1. ABOUT THE DATASET
--------------------

Amazon deforestation causes strong regional warming

Edward W. Butt1*, Jessica C. A. Baker1, Francisco G. Silva Bezerra2, Celso von Randow2, Ana P. D. Aguiar2, 3 and Dominick V. Spracklen1

1School of Earth and Environment, University of Leeds, Leeds, UK
2National Institute for Space Research (INPE), São José dos Campos, Brazil.
3Stockholm Resilience Centre, Stockholm, Sweden.

*Correspondence to Edward W. Butt: e.butt@leeds.ac.uk

Copyright 2022 University of Leeds

This document describes the dataset used to support the findings of this study.

The dataset can be downloaded from:
https://doi.org/10.5518/1325

Publcation year: 2023

Cite as: E. W. Butt. Amazon deforestation causes strong regional warming. [Dataset]. https://doi.org/10.5518/1325 

2. TERMS OF USE
---------------

This dataset is licensed under a Creative Commons Attribution 4.0 International Licence: https://creativecommons.org/licenses/by/4.0/.]

3. PROJECT AND FUNDING INFORMATION
----------------------------------

This work received funding from the European Research Council (ERC) under the European Union's Horizon 2020 research and innovation programme (Grant agreement no. 771492), the Natural Environmental Research Council (NE/J009822/1) and the Newton Fund, through the Met Office Climate Science for Service Partnership Brazil (CSSP Brazil). 

4. CONTENTS
-----------

The dataset is saved as a csv file ('Dataset_butt_etal.csv') and can be opened using the python pandas package, for example:

> python
> import pandas as pd
> df = pd.read_csv( ‘Dataset_butt_etal.csv’ )

The dataset comprises 23 column features:

1)	'lat':
Latitude centre in degrees of each 1km x 1km grid cell.

2)	'lon': 
Longitude centre in degrees of each 1km x 1km grid cell.

3)	'Latitude_rescale':
Latitude centre normalised resulting in values between 0 and 1.

4)	'Elevation_rescale':
Elevation in meters normalised resulting in values between 0 and 1.

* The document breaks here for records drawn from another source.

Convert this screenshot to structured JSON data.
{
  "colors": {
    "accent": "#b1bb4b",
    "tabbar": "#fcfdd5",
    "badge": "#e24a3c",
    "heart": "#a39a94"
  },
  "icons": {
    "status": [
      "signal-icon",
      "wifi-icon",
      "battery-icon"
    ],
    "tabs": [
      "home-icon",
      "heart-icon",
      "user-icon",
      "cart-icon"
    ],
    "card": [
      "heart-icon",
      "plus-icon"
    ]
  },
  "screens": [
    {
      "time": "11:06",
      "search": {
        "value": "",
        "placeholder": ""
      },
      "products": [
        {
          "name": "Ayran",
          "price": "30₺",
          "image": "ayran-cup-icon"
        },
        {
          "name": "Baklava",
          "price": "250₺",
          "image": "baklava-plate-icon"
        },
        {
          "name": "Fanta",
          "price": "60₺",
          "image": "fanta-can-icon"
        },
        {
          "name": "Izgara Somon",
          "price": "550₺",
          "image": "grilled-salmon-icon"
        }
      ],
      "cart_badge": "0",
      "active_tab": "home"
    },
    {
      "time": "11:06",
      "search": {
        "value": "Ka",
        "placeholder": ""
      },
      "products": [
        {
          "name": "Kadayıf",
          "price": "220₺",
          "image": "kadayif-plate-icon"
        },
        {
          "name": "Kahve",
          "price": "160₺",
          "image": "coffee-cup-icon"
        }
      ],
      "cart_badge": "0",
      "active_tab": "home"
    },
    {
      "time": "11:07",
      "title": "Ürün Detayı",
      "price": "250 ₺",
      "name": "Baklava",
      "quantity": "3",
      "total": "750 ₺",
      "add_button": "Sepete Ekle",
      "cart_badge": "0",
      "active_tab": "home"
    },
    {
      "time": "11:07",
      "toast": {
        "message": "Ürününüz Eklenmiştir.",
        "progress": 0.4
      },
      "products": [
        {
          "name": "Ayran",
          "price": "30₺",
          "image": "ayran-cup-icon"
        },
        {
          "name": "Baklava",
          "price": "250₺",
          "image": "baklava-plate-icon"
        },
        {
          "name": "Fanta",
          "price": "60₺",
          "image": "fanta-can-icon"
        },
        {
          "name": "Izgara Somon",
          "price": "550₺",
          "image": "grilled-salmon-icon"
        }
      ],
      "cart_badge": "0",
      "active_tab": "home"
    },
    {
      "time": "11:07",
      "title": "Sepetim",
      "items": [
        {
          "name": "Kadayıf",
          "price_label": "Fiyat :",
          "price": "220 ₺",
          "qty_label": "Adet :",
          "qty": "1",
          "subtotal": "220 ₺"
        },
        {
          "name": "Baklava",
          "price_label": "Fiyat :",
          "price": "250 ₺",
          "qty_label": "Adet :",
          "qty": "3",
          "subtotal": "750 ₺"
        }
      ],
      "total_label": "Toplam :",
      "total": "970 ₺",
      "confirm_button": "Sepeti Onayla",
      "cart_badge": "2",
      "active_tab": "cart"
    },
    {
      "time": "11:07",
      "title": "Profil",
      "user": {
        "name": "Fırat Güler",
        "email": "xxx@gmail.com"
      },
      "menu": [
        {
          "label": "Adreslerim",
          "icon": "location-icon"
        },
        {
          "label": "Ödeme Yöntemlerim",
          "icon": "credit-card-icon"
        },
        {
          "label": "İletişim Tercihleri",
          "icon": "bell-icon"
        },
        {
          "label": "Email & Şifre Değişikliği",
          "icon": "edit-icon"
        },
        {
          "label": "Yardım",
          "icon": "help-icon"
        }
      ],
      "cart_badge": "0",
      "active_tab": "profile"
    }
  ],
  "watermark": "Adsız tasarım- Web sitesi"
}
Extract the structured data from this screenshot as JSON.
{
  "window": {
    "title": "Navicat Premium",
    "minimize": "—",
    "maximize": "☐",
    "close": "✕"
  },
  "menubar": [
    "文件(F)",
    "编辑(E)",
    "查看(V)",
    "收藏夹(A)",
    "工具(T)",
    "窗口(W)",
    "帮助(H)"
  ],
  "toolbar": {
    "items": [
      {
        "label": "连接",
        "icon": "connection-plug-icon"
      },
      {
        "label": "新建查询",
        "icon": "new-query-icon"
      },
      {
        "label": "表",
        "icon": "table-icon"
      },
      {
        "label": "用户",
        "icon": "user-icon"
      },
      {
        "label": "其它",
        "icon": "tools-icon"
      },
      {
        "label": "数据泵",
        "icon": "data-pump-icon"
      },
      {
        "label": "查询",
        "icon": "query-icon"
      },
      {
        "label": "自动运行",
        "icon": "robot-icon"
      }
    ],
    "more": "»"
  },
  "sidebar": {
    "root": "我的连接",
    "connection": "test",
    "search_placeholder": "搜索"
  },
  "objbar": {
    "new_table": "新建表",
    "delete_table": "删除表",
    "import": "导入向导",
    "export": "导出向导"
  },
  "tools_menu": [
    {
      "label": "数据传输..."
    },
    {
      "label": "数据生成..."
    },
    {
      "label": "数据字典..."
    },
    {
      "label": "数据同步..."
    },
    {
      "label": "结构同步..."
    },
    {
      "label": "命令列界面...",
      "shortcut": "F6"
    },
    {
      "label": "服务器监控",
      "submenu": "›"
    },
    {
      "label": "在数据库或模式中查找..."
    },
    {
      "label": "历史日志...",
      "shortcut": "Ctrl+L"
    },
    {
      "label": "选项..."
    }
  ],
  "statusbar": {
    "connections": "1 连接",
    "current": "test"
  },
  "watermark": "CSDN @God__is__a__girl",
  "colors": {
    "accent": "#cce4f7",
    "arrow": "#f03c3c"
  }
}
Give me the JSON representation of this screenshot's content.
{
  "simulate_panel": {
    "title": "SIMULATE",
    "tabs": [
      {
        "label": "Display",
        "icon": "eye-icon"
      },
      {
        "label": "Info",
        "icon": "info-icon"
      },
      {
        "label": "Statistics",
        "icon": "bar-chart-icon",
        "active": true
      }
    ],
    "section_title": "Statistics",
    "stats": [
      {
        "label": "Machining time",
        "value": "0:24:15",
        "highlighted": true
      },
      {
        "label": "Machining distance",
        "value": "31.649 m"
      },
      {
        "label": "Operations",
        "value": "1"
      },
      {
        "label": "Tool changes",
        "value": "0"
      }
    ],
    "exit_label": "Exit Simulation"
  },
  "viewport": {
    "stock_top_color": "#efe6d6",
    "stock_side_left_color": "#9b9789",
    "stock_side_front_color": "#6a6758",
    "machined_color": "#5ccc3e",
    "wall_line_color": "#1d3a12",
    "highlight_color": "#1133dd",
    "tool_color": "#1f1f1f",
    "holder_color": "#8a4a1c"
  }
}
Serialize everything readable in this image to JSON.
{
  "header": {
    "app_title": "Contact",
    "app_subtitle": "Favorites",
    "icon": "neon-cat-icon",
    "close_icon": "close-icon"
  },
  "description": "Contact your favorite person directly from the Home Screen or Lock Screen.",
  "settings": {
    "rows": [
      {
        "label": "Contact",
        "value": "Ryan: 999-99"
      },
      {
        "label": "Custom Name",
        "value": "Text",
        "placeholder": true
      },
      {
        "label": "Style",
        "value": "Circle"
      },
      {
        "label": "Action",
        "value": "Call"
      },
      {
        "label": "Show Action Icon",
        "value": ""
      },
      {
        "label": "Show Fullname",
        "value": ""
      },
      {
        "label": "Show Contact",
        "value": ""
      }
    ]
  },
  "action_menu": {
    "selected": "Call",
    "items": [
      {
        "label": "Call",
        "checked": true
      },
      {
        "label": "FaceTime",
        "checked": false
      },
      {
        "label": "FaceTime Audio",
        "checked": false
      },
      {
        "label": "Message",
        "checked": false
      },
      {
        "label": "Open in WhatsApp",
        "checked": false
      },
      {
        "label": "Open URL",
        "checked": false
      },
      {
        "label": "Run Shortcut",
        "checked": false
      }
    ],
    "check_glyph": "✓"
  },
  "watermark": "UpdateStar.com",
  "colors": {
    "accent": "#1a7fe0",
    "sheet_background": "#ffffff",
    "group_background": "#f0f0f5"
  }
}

5)	'Distance_coast_rescale':
Distance to nearest coast in km normalised resulting in values between 0 and 1.
 
6)	'local_0-2km_start':
Local 0-2 km forest fraction start (averaged from 2001 to 2003) in grid cell.

7)	'regional_2-5km_start':
Regional halo: 2-5 km forest fraction start in grid cell.

8)	'regional_5-10km_start':
Regional halo: 5-10 km forest fraction start in grid cell. 

9)	'regional_10-25km_start': 
Regional halo: 10-25 km forest fraction start in grid cell.

10)	'regional_25-50km_start':
Regional halo: 25-50 km forest fraction start in grid cell.

11)	'regional_50-100km_start':
Regional halo: 50-100 km forest fraction start in grid cell.

12)	'local_0-2km_end':
Local 0-2 km forest fraction end (averaged from 2018 to 2020) in grid cell.

13)	'regional_2-5km_end':
Regional halo: 2-5 km forest fraction end in grid cell.

14)	'regional_5-10km_end':
Regional halo: 5-10 km forest fraction end in grid cell.

15)	'regional_10-25km_end':
Regional halo: 10-25 km forest fraction end in grid cell.

16)	'regional_25-50km_end':
Regional 25-50 km forest fraction end in grid cell.

17)	'regional_50-100km_end':
Regional halo: 50-100 km forest fraction end in grid cell.

18)	'Delta_T':
Target feature: Surface temperature change calculated by subtracting the average surface temperature of the driest month for two periods at the end (2018 to 2020) and start (2001 to 2003) of the study period.

19)	'regional_2-10km_start':
Regional halo: 2-10 km forest fraction start in grid cell.

20)	'regional_2-10km_end':
Regional halo: 2-10 km forest fraction end in grid cell.

21)	'regional_10-100km_start':
Regional 10-100 km forest fraction start in grid cell.

22)	'regional_10-100km_end':
Regional halo: 10-100 km forest fraction end in grid cell.

23)	'train_test_split':
Identification whether data point is part of the training or testing dataset. 

Features used for machine learning are those described in Table 1 of the main paper and are change between start and end forest fraction from column 6 to column 17.


Code is provided in the form of two jupyter notebook files:

 1. 'reproduce_figure2.ipynb': provides code to reproduce Figure 2 as shown in the manuscript.

 2. 'XGBoost.ipynb': provides the code to run the XGBoost model under the best model feature selection using all halo distance features. This code requires the python file 'best_params.npy' to load the selected model parameters used in the model. This code also produces panel d in Figure 3 as shown in the main manuscript.